The next layer of critical skill is the Structuring of effective coaching conversations. If listening creates a space, then that space needs to be structured in a conversational way to focus it and give some purpose and direction. This can be done by using a structural model such as the TGROW model (John Whitmore et al) and others. The purpose of this is to keep the conversation manageable and on track and moving towards actions and responsibility on the part of the coachee. Learning how to use structural models such as TGROW can take just a few days of training, but it can take months or even years before the coach has reached the level of unconscious competence needed to use it in a masterful way.
It’s like learning to drive a car - you can get on the road, but it takes time and practice to make a proficient driver. It’s important to appreciate that structures such as TGROW rarely contain content from the coach – i.e. suggestions, guidance, advice, or help – it’s just a framework to give the conversation structure.
The third level of skill is Process. This is when the coach will use techniques to clarify the data being presented by the coachee into the conversation to facilitate the coachee in their thinking. Such techniques include communication cycles, summarising, and asking questions that raise awareness. Approaches that will clarify understanding for both parties and will help stimulate learning and self-awareness in the coachee.

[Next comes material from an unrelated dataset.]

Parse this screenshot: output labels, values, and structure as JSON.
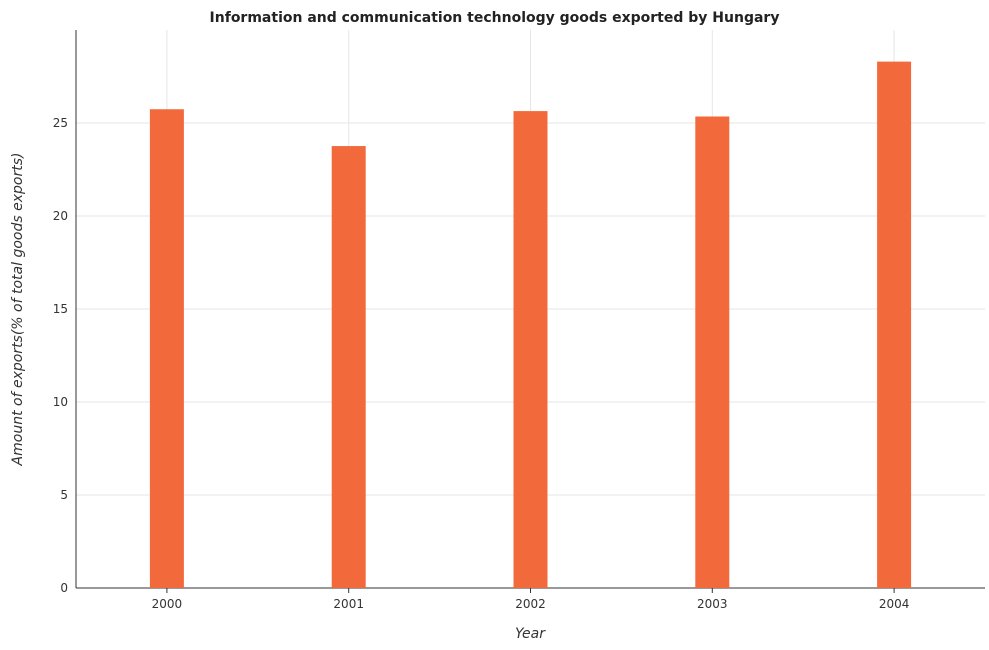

The coach is still being non-directive around the content of the conversation, even though these elements are being added by the coach, because they are simply there to help the coachee process their own data and thinking.
The fourth and final coaching skill is Adding Knowledge. This is when the coach might add their own ideas or suggestions into the conversation to help raise awareness of options and choices for the coachee. This moves the coaching conversation from non-directive to the directive and can in some instances render the coaching less effective as a result.
An effective coach will make every effort to avoid doing this as it can disempower the coachee and move the responsibility for thinking towards the coach when it should be firm with the coachee. However, adding your own ideas and suggestions can be useful if the coachee lacks certain information that the coach has access to, or when time is short, or perhaps if the coachee appears stuck (they very rarely are, they just think they are!).
At Coaching Focus, we call these core elements the Funnel of Skills, wide at the top with Listening, and narrow at the bottom with Adding Knowledge.
Developing skilful agility with coaching requires both skills development and behavioural change and our coaching programmes help leaders develop and embed both.
Leaders don’t necessarily have to be great coaches (though the impact would be amazing if they were!) However, in the ‘new’ world it is critical that they have solid competence and confidence in coaching to be able to draw out the innate talent and capability of every member of their team.
There is no excuse in saying ‘I’m too busy in my job to coach’ – learning, development, and maximising an individual’s potential IS the job of a leader. Of course, every monthly or weekly 1:1 is a great opportunity for formal coaching. But every conversation with anyone, anywhere and at any time, is also a great coaching moment - to listen, understand, ask powerful that raise awareness and help the individual to grow and flourish. This can take just a few minutes (possibly the most valuable few minutes of your day by the way) and there may be many such opportunities that occur. And this is the other key coaching skill for leaders in the workplace – the skill of spotting opportunities to coach, no matter how brief, that will raise someone’s awareness, help them clarify their thinking, and get them back into responsible action.
By using coaching every day in this way, leaders will build stronger relationships with individuals, create a learning and action-oriented performance culture, and build a truly empowered and intrinsically motivated workforce.